Just before the Kentucky State Legislature was to adjourn Thursday evening, House Bill 551–legislation to legalize, regulate and tax sports betting in the Commonwealth of Kentucky that seemed a longshot as late as Thursday morning–passed the Kentucky State Senate by a vote of 25-12. Governor Andy Beshear was to sign the legislation, which required 23 votes in favor, into law Friday morning.
“After years of urging lawmakers to legalize sports betting, we finally did it!” Beshear tweeted Thursday evening. “Today's result shows that hard work pays off. Kentuckians will soon be able to place their bets here, and for the first time, we are going to keep those dollars to support our roads and bridges, schools and communities.”
According to a report in the Louisville Courier Journal, the Kentucky Speedway and the state's horse racing tracks could pay a fee to operate as sports betting facilities, with bets allowed on site as well as on licensed websites and phone apps.
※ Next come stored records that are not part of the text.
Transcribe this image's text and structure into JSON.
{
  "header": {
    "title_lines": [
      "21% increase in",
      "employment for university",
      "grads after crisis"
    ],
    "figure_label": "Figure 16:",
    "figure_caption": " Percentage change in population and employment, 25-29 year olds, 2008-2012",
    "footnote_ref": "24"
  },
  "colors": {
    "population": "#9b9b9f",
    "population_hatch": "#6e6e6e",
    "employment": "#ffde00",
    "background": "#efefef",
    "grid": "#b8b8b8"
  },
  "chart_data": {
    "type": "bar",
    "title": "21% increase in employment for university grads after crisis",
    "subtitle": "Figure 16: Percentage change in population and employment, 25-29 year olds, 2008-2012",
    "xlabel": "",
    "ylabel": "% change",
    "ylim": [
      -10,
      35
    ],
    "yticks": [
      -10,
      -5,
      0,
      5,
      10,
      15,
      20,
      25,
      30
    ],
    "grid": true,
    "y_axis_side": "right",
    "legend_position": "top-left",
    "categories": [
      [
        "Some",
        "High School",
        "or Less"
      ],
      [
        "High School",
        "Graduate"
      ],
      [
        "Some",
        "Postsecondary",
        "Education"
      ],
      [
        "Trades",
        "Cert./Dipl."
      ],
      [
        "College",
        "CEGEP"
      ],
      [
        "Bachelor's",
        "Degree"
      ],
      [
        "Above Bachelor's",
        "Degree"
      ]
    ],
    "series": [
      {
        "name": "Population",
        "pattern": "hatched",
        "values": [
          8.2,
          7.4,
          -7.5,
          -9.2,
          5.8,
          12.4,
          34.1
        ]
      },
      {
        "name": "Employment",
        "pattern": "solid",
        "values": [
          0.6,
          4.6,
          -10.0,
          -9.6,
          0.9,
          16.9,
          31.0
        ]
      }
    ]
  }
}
Wagers placed at tracks would have an excise tax of 9.75%and online wagers 14.25%.
Early Thursday, it appeared that HB 551 was going to be short of the 23 required votes, but according to the Courier Journal, the bill was placed on the orders of the day and was on the House floor half an hour later.
The Kentucky Equine Education Project (KEEP) issued a statement applauding the passage of the bill, which reads, in part:
“KEEP and Kentucky's horse industry have been actively involved for the past several years in advocating for sports wagering legislation that protects the role of Kentucky's signature industry in the landscape of wagering options and provides new revenue for the state.
HB 551 accomplishes this by allowing for sports wagering to be offered in-person at Kentucky's racetracks. Additionally, sports wagering will be governed by the Kentucky Horse Racing Commission, a testament to the trust that wagerers place in Kentucky's horse industry.
Overall, this bill will benefit Kentucky's horse industry and community by offering new revenue sources for the industry, as well as attracting new fans to the sport through the in-person experiences at Kentucky racetracks.”